As we begin to combine the second diagonal, we have a fetch.

We stood combine to bring a minus.

This is a plus or minus two, minus two, it was zero.

In this line, the second line is hit by two

We have brought below zero when we added the second diagonal.

The same process, we are doing the right tarafat.

For example, we hit on the right side with two two; four, minus've added one; three.

We also continue like this right.

Here we have provided the diagonal we write again.

First on a diagonal and below there are zeros.

But the third, this will reset the diagonal top

I have to bring two zero's already here.

To bring this minus zero where two of

We are adding two hit with the second line.

We also make sure that the right side.

Although we have achieved unit matrix,

Despite three three-pointers in the left side of the matrix,

We find one minus three three-pointers in the matrix on the right side of this one,

We have achieved here as we have seen happening.

We can do it again supply.

Already we face this inverse matrix in the sixteenth page

We did so with the Laplace cofactor expansion, we have reached this conclusion.

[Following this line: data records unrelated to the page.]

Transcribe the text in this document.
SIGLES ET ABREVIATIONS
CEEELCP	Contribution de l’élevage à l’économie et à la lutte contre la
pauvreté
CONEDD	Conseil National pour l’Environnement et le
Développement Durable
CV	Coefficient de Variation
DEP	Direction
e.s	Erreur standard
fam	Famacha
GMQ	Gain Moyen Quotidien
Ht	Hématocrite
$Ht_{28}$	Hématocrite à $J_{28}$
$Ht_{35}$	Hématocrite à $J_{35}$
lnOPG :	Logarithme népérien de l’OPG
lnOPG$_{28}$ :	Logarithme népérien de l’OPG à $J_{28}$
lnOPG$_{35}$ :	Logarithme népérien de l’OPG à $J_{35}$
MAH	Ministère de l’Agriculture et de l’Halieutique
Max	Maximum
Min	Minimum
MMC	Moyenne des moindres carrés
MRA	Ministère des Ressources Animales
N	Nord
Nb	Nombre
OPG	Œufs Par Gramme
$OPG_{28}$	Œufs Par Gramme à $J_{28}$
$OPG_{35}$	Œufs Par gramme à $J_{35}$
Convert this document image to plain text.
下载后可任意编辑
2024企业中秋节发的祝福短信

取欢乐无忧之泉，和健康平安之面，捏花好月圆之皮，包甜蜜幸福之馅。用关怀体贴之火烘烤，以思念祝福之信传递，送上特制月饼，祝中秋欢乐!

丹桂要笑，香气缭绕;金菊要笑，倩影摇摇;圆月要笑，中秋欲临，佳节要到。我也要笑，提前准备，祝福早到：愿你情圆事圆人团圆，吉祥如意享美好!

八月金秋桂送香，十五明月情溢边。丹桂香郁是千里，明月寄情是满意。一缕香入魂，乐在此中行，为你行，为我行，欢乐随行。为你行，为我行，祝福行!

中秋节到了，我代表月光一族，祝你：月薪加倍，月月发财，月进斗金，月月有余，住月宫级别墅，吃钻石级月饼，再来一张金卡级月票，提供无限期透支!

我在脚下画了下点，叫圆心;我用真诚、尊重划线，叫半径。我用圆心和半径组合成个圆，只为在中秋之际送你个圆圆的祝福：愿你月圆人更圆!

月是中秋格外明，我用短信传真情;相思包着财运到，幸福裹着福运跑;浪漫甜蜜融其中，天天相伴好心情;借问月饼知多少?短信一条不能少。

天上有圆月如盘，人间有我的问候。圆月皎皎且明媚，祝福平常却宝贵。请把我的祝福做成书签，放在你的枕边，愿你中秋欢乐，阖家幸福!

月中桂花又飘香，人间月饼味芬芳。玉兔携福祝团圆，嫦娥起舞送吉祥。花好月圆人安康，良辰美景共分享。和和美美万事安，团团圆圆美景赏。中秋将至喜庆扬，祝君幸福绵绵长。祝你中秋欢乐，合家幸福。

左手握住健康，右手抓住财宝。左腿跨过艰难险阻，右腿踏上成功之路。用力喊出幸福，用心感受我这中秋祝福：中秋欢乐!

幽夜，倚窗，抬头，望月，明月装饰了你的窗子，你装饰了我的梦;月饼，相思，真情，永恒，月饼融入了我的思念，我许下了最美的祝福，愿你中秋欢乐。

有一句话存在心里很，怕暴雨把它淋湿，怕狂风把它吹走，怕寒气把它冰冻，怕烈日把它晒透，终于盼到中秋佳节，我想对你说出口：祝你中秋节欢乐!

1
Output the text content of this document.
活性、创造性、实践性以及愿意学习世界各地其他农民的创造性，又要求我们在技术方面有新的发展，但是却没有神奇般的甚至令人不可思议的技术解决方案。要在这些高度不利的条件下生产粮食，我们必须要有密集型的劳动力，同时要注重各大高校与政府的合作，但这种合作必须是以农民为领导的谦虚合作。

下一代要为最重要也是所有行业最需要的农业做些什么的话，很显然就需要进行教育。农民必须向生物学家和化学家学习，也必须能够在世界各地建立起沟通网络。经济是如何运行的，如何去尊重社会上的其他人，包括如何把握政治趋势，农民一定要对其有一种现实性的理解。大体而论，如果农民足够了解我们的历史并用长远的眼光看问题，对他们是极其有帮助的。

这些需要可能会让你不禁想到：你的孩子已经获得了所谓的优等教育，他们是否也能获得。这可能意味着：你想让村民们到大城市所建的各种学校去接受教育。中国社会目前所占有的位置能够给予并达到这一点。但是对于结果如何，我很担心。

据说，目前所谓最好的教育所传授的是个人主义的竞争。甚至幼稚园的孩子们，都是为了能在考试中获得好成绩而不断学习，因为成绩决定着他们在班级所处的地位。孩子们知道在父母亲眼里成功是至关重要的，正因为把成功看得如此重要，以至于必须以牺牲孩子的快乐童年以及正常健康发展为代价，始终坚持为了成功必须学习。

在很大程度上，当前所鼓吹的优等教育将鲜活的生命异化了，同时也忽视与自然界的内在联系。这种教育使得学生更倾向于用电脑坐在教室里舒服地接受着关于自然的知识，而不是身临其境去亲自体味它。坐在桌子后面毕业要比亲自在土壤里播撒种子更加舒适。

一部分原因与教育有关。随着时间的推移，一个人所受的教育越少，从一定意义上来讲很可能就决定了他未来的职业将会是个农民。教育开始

But the sly come to our house a little more, let 's understand the business so visually,

Minus combine to before after before after or as a minus minus

As we see that we have achieved really hit the unit matrices of.

Thus the supply,

It is also ensuring that found that our account is accurate.

Already have the same inverse matrix we find the cofactor

this inverse matrix we find the Gauss-Jordan elimination, it is already providing a.

Now here's a

It had better break.

Last issue we say this quite Cramer's rule

used less frequently in small size,

very few unknowns in the solution of equation

We will achieve this is a convenient method of Cramer's rule.